Beware of Greeks bearing entanglement? Quantum covert channels, information flow and non-local games

TL;DR

This paper demonstrates that quantum entanglement can enhance the capacity of classical covert channels under active adversaries, introduces an algorithm to bound this capacity, and explores the undecidability of the problem.

Contribution

It reveals that entanglement can increase classical covert channel capacity and provides a semi-definite hierarchy-based method to bound this capacity.

Findings

Entanglement can increase classical covert channel capacity.

Zero-capacity channels are not improved by entanglement.
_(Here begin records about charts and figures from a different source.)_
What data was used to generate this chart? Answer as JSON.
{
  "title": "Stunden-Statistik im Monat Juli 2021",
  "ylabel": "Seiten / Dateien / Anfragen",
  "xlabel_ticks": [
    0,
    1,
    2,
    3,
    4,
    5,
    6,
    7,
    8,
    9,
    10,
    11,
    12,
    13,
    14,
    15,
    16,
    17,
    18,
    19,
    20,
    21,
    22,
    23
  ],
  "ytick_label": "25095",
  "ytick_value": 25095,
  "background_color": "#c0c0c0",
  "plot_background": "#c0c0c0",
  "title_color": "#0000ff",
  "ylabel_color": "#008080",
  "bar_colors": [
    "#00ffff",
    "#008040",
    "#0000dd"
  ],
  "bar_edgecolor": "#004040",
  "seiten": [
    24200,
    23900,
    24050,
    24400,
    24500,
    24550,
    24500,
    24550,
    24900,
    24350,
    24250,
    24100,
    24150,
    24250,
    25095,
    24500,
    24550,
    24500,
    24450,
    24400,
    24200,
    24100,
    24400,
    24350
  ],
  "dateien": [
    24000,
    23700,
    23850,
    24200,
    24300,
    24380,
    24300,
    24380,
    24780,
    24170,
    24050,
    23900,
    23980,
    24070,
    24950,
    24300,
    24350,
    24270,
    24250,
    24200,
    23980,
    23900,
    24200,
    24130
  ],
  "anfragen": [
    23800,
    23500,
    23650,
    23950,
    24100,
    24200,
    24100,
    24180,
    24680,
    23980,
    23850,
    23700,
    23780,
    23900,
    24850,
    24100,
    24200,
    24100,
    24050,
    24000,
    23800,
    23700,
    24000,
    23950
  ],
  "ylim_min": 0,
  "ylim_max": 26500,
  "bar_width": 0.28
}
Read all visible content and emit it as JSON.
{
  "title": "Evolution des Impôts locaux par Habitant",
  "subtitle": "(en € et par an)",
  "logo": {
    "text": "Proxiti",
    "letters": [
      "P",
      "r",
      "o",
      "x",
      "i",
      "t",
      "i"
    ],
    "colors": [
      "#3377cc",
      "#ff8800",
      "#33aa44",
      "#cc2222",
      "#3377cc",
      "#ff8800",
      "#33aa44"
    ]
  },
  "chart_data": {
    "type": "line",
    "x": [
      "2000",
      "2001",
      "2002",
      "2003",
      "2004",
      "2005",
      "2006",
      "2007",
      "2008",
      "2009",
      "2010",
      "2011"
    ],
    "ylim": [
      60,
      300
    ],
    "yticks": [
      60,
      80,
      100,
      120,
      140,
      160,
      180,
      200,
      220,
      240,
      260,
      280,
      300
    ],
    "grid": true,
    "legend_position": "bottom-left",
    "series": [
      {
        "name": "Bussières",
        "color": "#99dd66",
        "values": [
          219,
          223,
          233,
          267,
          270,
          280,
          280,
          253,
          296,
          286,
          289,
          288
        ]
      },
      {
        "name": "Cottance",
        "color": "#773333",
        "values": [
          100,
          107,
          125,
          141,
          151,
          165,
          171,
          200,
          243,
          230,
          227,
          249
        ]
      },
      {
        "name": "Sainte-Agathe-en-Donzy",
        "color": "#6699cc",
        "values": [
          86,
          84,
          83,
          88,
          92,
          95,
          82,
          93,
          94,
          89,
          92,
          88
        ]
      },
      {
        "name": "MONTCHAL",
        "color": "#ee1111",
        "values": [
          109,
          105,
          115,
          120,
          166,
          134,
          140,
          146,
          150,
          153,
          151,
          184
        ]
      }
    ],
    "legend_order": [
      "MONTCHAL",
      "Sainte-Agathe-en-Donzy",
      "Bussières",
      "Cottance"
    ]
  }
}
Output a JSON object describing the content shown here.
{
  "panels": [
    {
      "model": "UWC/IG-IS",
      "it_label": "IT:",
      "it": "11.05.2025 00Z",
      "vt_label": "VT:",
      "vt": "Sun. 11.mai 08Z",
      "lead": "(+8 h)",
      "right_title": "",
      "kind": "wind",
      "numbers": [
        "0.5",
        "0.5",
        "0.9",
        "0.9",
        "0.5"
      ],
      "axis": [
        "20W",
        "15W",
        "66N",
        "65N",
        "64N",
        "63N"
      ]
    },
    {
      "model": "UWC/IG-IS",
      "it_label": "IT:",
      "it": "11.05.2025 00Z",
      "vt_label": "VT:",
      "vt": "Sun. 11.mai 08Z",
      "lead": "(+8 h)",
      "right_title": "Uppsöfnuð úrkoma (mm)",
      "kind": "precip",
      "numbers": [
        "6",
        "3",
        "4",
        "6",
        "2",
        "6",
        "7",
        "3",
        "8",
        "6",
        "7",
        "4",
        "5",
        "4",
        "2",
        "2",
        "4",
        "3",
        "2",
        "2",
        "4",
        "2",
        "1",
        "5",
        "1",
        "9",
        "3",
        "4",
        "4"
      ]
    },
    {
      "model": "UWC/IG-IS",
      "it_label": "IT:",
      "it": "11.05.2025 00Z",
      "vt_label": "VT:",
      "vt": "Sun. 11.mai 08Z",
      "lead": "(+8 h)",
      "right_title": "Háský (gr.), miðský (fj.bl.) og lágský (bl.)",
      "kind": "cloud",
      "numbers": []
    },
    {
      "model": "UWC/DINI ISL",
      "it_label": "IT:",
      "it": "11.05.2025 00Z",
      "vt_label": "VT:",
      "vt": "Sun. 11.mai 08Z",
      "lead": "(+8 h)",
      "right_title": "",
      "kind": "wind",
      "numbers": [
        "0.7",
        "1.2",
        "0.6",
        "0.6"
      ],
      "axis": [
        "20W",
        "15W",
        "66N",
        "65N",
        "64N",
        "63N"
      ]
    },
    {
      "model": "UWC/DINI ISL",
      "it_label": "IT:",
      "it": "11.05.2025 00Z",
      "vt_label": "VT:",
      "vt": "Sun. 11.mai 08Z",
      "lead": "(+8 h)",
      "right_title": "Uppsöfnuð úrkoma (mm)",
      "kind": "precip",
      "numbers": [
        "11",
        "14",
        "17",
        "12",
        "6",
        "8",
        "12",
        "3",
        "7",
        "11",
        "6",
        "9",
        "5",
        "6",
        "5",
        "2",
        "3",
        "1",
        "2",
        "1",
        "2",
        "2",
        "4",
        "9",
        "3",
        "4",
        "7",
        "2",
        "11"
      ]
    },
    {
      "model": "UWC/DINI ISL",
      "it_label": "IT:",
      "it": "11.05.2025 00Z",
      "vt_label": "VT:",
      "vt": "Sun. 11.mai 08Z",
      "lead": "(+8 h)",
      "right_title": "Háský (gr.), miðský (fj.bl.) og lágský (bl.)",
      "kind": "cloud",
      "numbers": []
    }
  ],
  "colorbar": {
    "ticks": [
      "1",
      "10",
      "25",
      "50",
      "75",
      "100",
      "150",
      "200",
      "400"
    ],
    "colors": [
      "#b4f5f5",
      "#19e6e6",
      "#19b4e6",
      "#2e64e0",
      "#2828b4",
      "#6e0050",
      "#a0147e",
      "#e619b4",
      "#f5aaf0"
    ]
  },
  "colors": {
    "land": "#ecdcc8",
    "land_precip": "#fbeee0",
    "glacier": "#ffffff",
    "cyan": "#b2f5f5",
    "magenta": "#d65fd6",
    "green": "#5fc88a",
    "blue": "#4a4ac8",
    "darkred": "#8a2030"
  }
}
The capacity determination problem is undecidable, but an upper-bound algorithm exists.

Abstract

Can quantum entanglement increase the capacity of (classical) covert channels? To one familiar with Holevo's Theorem it is tempting to think that the answer is obviously no. However, in this work we show: quantum entanglement can in fact increase the capacity of a classical covert channel, in the presence of an active adversary; on the other hand, a zero-capacity channel is not improved by entanglement, so entanglement cannot create `purely quantum' covert channels; the problem of determining the capacity of a given channel in the presence of entanglement is undecidable; but there is an algorithm to bound the entangled capacity of a channel from above, adapted from the semi-definite hierarchy from the theory of non-local games, whose close connection to channel capacity is at the core of all of our results.